Le public du stade des Charmilles célèbre ses héros. Sur l’une des pancartes, on reconnaît le portrait du gardien de but, le regretté Christian Grenier, dit « Kiki ». ©document envoyé à actu.fr

Comme les pros, les joueurs du Castets signent des autographes

« À la fin du match, au stade Saint-Symphorien, avant de monter dans le bus, des gars de là-bas nous demandaient des autographes, se souvient Thierry Laquêche. « Eh bien, la moitié de l’équipe a fait des centres », raconte en riant Jean-Pierre Lahiteau.

Des supporters messins nous ont emmenés en boîte de nuit. On nous a annoncé au micro, on a reçu une standing ovation. En fin de soirée, nous étions derrière le comptoir. C’est nous qui servions !

Thierry Laquêche

Aujourd’hui encore, quarante ans plus tard, dans la région, on parle encore de cette épopée, gravée à jamais. au panthéon du sport girondin. Le pire, c’est que tout cela n’est presque jamais arrivé. Parce que CA Castets était sur le point de tomber à l’eau dès son premier match de Coupe de France.

Un manque de licences qui coûte presque cher…

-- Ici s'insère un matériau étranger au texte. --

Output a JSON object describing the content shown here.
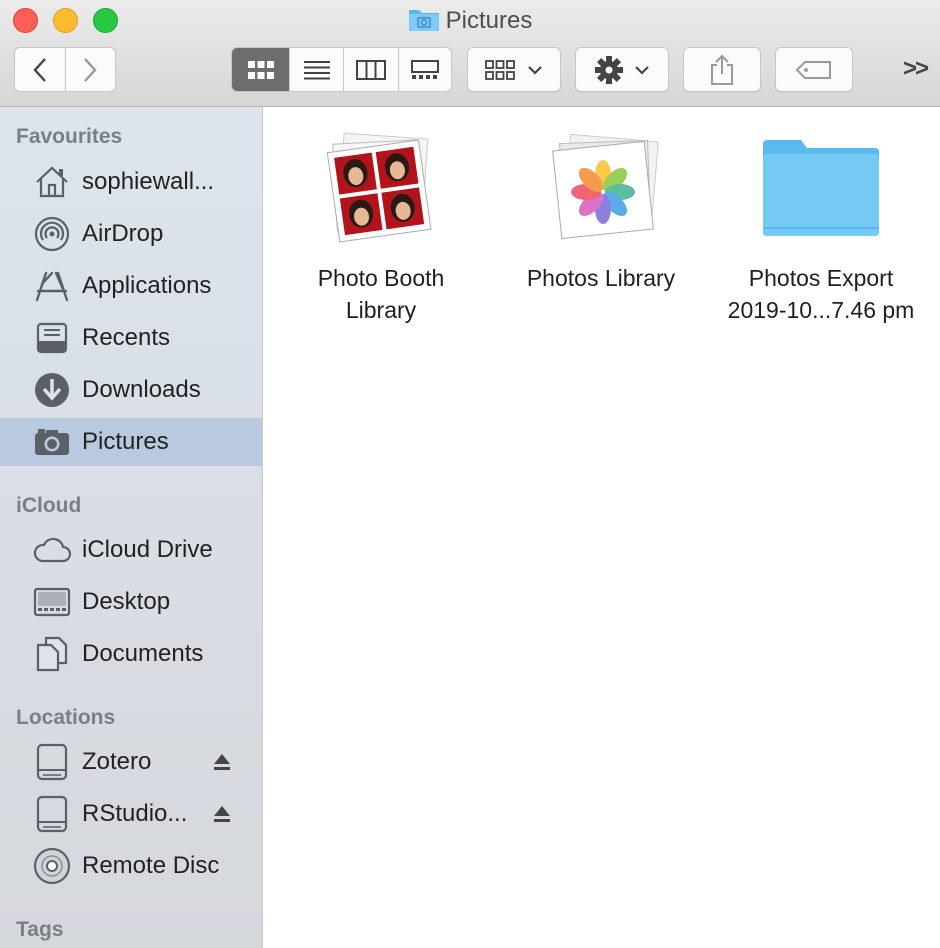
{
  "window": {
    "title": "Pictures"
  },
  "toolbar": {
    "back_icon": "chevron-left-icon",
    "forward_icon": "chevron-right-icon",
    "view_modes": [
      "icon-view-icon",
      "list-view-icon",
      "column-view-icon",
      "gallery-view-icon"
    ],
    "active_view": "icon-view-icon",
    "group_icon": "group-by-icon",
    "action_icon": "gear-icon",
    "share_icon": "share-icon",
    "tag_icon": "tag-icon",
    "overflow_label": ">>"
  },
  "sidebar": {
    "favourites_header": "Favourites",
    "favourites": [
      {
        "label": "sophiewall...",
        "icon": "home-icon"
      },
      {
        "label": "AirDrop",
        "icon": "airdrop-icon"
      },
      {
        "label": "Applications",
        "icon": "applications-icon"
      },
      {
        "label": "Recents",
        "icon": "recents-icon"
      },
      {
        "label": "Downloads",
        "icon": "downloads-icon"
      },
      {
        "label": "Pictures",
        "icon": "camera-icon",
        "selected": true
      }
    ],
    "icloud_header": "iCloud",
    "icloud": [
      {
        "label": "iCloud Drive",
        "icon": "cloud-icon"
      },
      {
        "label": "Desktop",
        "icon": "desktop-icon"
      },
      {
        "label": "Documents",
        "icon": "documents-icon"
      }
    ],
    "locations_header": "Locations",
    "locations": [
      {
        "label": "Zotero",
        "icon": "drive-icon",
        "ejectable": true
      },
      {
        "label": "RStudio...",
        "icon": "drive-icon",
        "ejectable": true
      },
      {
        "label": "Remote Disc",
        "icon": "disc-icon"
      }
    ],
    "tags_header": "Tags"
  },
  "files": [
    {
      "line1": "Photo Booth",
      "line2": "Library",
      "icon": "photo-booth-library-icon"
    },
    {
      "line1": "Photos Library",
      "line2": "",
      "icon": "photos-library-icon"
    },
    {
      "line1": "Photos Export",
      "line2": "2019-10...7.46 pm",
      "icon": "folder-icon"
    }
  ],
  "colors": {
    "selection": "#b8c9e0",
    "folder": "#6cc4f5",
    "close": "#fc5f57",
    "minimize": "#fdbc2e",
    "maximize": "#28c840"
  }
}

« C’était contre les Sabres, une équipe de district », se souvient Patrice Pourrat. Nous n’avions pas les permis ! L’arbitre nous a dit : “Seuls ceux qui ont la carte d’identité joueront”. Nous avons joué la première mi-temps avec seulement huit joueurs. » Aux Citrons, les deux équipes sont au coude à coude (1-1).

Heureusement, les licences arrivent… Et le CAC peut enfin évoluer à onze. En seconde période, les Sud-Girondins ont inscrit trois buts. Score final : 4-1. Ils ne le savent pas encore, mais ils viennent d’écrire les premières lignes deune des plus belles histoires du football français. Une histoire qui les emmènera à 7e ciel. Et qui marquera à jamais son club. Leur village. Leur région.